David: I am not convinced that SFV rate design for TDUs is the optimal answer for consumer and investor-owned or other utilities, but I am convinced the current rate designs are outmoded and not reflective of current or highly probable future changes in consumer (or prosumer) energy behavior. The energy consumer landscape and the eco-system, including consumer data, is rapidly evolving and legacy amortization structures for utilities relying on usage and dated capacity factors does not align with increasing capacity utilization, exponential access to data, consumers as producers, and distributed intermittent resources. TDU rates in competitive markets are becoming a much larger percentage of the consumer’s total cost. That increasing percentage is going to lead to louder consumer voices for change, and SFV or other rate designs must quickly evolve to address the market’s evolution. The evolution of the market is also stressing the traditional role of the utility, and future rate design needs to recognize that certain legacy roles (and return on related investment) of the utility are no longer guaranteed to be a utility function. Utilities should focus on safe and reliable transmission and distribution of energy, but questions of data compilation, exponential growth in energy consumption/monitoring points, and distributed generation are challenging the core beliefs in what reliability, utility functions and infrastructures are necessary for the next several decades.


ERCG:  You recently completed your 2-year term as TEPA President. What do you consider your key accomplishments during your tenure? If you had more time, what more would you like to do?

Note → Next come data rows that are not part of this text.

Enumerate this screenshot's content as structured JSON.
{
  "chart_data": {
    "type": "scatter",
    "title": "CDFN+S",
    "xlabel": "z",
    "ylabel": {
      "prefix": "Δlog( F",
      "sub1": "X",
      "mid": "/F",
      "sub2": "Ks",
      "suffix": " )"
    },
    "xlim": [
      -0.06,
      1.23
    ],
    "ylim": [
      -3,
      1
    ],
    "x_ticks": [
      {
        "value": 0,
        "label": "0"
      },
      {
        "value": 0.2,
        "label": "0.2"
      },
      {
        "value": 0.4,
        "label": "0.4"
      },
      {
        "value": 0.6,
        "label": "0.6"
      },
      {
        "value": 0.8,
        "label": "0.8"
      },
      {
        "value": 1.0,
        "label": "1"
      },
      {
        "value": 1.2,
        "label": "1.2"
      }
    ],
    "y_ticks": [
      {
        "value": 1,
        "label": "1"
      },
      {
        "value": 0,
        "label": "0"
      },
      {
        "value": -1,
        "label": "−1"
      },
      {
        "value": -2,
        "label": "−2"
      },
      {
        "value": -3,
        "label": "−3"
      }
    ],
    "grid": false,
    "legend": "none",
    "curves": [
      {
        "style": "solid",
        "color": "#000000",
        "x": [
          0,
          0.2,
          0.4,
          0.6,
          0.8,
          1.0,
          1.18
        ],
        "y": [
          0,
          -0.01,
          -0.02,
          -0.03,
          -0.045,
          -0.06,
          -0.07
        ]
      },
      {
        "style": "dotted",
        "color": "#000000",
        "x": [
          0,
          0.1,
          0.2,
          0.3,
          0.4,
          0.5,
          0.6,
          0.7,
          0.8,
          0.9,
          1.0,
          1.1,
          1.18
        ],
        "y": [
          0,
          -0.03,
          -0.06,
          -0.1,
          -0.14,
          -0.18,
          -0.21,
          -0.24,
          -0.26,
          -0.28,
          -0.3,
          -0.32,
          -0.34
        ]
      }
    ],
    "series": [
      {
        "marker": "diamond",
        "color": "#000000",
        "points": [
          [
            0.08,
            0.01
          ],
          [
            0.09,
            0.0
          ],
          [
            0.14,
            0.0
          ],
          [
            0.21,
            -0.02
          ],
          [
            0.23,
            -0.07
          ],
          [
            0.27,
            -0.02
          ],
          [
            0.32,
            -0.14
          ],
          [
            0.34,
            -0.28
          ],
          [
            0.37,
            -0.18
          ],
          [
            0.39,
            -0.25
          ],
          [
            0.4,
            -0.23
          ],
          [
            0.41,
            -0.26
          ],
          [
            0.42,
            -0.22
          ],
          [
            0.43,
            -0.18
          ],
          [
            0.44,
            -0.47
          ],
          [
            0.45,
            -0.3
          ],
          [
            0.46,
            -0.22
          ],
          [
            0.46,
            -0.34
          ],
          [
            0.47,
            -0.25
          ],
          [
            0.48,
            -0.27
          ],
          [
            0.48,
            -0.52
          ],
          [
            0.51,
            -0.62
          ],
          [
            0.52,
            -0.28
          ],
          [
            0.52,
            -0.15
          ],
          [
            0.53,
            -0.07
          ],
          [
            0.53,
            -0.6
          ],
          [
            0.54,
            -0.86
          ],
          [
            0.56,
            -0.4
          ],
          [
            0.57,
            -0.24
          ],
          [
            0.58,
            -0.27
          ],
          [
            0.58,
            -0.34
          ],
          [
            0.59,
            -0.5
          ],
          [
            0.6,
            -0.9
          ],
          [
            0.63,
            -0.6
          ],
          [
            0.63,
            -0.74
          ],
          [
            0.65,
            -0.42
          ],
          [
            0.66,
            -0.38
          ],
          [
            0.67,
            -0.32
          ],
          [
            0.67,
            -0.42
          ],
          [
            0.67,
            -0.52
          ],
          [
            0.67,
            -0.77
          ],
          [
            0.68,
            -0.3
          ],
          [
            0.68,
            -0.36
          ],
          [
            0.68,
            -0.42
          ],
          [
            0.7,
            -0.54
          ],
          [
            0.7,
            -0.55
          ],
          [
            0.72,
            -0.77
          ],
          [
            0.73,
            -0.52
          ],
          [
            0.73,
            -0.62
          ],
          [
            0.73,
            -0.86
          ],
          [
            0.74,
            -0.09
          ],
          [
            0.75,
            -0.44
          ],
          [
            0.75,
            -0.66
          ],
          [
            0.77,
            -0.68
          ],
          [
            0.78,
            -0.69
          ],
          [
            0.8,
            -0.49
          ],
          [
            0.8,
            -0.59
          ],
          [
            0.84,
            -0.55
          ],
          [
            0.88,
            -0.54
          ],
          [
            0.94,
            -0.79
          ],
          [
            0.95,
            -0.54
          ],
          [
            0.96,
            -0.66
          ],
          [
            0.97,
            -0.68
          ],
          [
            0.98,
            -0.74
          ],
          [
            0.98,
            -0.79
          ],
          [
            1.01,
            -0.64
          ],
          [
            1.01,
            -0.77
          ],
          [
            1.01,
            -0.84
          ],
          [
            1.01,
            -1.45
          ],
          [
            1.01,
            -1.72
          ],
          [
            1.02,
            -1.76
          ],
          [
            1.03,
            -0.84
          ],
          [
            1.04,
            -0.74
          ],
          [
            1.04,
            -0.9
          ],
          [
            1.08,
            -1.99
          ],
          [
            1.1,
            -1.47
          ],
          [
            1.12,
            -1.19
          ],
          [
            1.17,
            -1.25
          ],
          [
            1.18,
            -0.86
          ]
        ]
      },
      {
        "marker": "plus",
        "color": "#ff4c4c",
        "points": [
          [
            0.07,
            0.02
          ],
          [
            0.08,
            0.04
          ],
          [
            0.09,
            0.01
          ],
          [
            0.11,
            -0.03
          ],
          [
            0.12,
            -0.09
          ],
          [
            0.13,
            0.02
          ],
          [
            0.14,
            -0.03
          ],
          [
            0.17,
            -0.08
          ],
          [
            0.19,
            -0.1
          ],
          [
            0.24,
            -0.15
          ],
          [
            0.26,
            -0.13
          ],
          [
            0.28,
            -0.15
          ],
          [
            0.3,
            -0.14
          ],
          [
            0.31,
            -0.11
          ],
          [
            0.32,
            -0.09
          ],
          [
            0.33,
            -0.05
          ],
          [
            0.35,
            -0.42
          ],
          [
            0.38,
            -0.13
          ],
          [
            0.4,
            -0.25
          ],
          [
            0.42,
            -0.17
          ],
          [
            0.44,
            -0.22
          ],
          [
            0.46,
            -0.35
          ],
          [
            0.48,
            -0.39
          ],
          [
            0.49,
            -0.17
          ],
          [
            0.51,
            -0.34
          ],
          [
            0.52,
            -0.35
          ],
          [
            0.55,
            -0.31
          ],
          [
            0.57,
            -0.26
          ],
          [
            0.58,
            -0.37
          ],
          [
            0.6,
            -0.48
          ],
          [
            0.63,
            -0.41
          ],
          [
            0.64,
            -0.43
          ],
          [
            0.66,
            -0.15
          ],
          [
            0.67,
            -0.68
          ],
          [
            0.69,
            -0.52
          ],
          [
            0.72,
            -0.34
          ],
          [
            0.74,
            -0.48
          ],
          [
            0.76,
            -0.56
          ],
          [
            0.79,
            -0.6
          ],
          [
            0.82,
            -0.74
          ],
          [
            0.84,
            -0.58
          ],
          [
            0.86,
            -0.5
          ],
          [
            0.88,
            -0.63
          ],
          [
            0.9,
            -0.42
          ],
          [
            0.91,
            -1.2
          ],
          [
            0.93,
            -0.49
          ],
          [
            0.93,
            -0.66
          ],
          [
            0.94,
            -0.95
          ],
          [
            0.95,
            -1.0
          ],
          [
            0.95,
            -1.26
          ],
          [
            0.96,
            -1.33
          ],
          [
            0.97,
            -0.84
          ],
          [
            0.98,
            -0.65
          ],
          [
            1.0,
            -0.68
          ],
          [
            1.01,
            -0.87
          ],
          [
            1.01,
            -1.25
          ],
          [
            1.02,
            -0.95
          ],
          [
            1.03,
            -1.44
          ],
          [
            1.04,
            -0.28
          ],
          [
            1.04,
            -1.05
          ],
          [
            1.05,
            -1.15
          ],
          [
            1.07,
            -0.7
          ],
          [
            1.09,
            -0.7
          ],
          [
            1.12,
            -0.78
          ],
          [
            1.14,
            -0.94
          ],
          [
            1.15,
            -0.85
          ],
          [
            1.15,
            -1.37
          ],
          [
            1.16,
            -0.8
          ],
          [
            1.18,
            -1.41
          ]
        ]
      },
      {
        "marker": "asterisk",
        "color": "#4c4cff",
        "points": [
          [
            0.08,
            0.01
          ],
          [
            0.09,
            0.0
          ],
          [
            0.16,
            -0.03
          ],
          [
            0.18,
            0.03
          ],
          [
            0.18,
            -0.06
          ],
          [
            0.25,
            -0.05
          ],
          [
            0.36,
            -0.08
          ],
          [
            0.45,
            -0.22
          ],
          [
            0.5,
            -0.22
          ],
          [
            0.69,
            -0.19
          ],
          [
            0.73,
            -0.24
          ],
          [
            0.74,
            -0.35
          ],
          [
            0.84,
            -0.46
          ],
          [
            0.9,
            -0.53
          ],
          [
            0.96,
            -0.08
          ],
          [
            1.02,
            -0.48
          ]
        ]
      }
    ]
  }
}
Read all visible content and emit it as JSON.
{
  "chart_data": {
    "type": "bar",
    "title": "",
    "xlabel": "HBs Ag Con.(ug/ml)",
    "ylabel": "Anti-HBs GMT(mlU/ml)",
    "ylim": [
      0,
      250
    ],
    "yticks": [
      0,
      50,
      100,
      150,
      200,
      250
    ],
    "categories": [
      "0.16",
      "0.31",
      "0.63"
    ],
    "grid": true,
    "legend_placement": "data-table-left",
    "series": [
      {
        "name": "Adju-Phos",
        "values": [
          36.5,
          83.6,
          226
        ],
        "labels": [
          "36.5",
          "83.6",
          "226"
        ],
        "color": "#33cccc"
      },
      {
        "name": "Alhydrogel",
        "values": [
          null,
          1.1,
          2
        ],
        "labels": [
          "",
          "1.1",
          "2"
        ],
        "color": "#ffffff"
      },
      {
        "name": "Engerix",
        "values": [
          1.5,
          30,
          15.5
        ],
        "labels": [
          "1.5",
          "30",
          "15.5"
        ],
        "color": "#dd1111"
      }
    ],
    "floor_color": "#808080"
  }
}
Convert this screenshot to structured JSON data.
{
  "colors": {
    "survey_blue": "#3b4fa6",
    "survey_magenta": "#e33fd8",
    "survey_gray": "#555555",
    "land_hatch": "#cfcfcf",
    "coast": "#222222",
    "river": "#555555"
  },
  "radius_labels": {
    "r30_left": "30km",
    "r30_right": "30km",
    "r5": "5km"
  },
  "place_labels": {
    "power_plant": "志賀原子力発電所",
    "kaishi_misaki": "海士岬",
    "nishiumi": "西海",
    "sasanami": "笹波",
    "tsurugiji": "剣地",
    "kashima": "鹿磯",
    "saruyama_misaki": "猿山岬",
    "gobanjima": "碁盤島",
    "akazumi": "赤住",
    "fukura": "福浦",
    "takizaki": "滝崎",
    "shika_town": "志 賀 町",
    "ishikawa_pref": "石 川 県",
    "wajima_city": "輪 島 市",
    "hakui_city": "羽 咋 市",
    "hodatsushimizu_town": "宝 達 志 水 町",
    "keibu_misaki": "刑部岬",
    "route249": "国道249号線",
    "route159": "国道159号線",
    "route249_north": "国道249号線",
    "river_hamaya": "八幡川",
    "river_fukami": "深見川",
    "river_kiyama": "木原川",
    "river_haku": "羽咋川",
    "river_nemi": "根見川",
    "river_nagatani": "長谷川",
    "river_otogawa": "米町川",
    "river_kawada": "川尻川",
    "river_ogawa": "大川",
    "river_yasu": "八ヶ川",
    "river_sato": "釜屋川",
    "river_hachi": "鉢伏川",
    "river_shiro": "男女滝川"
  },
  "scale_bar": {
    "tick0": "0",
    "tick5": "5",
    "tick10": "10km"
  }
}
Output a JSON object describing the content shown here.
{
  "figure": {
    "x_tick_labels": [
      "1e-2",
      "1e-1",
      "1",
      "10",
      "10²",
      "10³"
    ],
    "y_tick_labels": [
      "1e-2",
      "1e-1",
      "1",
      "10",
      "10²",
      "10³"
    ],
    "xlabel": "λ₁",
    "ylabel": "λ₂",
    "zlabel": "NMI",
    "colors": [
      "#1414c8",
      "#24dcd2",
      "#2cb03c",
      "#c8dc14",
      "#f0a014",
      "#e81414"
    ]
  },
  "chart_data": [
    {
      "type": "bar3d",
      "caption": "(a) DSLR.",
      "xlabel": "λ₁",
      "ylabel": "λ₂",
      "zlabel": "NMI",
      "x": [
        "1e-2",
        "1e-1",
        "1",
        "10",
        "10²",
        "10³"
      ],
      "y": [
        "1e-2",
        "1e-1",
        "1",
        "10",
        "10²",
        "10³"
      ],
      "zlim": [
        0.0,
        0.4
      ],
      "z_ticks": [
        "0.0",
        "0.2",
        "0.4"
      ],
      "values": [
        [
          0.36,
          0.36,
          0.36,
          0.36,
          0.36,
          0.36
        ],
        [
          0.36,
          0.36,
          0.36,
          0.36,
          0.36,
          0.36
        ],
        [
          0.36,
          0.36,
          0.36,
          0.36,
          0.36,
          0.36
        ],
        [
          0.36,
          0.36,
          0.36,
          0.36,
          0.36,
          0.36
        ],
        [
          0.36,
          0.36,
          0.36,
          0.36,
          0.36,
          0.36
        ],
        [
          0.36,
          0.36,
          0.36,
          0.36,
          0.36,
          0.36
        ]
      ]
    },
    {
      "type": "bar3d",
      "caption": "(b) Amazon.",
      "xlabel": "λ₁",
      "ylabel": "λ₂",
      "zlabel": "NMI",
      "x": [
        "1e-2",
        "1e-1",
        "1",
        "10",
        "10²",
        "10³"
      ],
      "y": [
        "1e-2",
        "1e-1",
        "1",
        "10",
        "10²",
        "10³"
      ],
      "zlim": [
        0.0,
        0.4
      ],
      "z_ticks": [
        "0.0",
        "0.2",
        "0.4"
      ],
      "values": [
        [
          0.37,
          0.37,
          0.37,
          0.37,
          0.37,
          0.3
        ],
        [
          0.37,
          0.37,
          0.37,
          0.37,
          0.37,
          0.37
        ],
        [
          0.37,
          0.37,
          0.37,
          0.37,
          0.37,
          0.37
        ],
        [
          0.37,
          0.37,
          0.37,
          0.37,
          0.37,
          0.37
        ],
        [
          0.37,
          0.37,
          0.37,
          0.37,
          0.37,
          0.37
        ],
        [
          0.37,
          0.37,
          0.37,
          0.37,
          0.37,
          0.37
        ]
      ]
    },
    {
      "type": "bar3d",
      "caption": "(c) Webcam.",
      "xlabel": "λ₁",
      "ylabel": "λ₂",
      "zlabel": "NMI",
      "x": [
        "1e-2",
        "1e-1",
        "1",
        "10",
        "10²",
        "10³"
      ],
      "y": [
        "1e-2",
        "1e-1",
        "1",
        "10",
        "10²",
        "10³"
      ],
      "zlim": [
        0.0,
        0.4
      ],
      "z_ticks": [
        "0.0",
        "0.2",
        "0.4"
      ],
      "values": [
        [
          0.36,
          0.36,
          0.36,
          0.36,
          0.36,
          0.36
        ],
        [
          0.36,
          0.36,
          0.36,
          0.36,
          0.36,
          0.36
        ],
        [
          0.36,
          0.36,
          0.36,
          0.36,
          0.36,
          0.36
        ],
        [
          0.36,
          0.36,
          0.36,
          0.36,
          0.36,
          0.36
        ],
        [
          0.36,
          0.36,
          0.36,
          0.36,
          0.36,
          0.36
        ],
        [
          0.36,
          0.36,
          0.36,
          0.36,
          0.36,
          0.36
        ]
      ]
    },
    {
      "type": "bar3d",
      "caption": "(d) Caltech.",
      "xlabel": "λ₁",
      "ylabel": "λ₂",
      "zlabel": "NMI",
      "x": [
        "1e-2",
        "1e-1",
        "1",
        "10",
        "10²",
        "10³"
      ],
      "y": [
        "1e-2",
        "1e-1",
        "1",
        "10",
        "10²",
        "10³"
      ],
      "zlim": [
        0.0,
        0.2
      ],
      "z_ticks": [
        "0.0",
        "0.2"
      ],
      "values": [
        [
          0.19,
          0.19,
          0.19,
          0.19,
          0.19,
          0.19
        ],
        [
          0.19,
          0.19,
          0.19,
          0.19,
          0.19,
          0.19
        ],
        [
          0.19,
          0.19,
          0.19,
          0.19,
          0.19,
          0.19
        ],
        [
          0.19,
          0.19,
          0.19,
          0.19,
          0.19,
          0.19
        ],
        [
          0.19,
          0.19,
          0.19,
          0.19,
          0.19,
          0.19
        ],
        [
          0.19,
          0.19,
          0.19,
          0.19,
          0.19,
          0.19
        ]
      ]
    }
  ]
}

David: I am very thankful for the opportunity to serve TEPA and appreciate the legacy of my predecessors who set the stage for what TEPA is today. I am continually impressed with the dedication of the all-volunteer team that makes TEPA a reality every day. My focus was sustaining the expansion of the organization beyond Texas, improving the resources available to TEPA to advance regulatory support, education, and for scholarships. I am very proud of the increased profile of TEPA, our increased regulatory presence, and the straw model for advancing a recognized and sought-after certification program. I look forward to seeing the rollout and adoption of the certification program in 2017. During my tenure I was able to increase the dialogue among the various industry groups, including NEMA, ILEPA, EPO and GCPA. I would like to have made more progress in coordinating or integrating the efforts of these organizations with TEPA. Our industry needs a louder voice for the consumer, and coordinating efforts could lead to a better focus, message and advancement of competitive choice.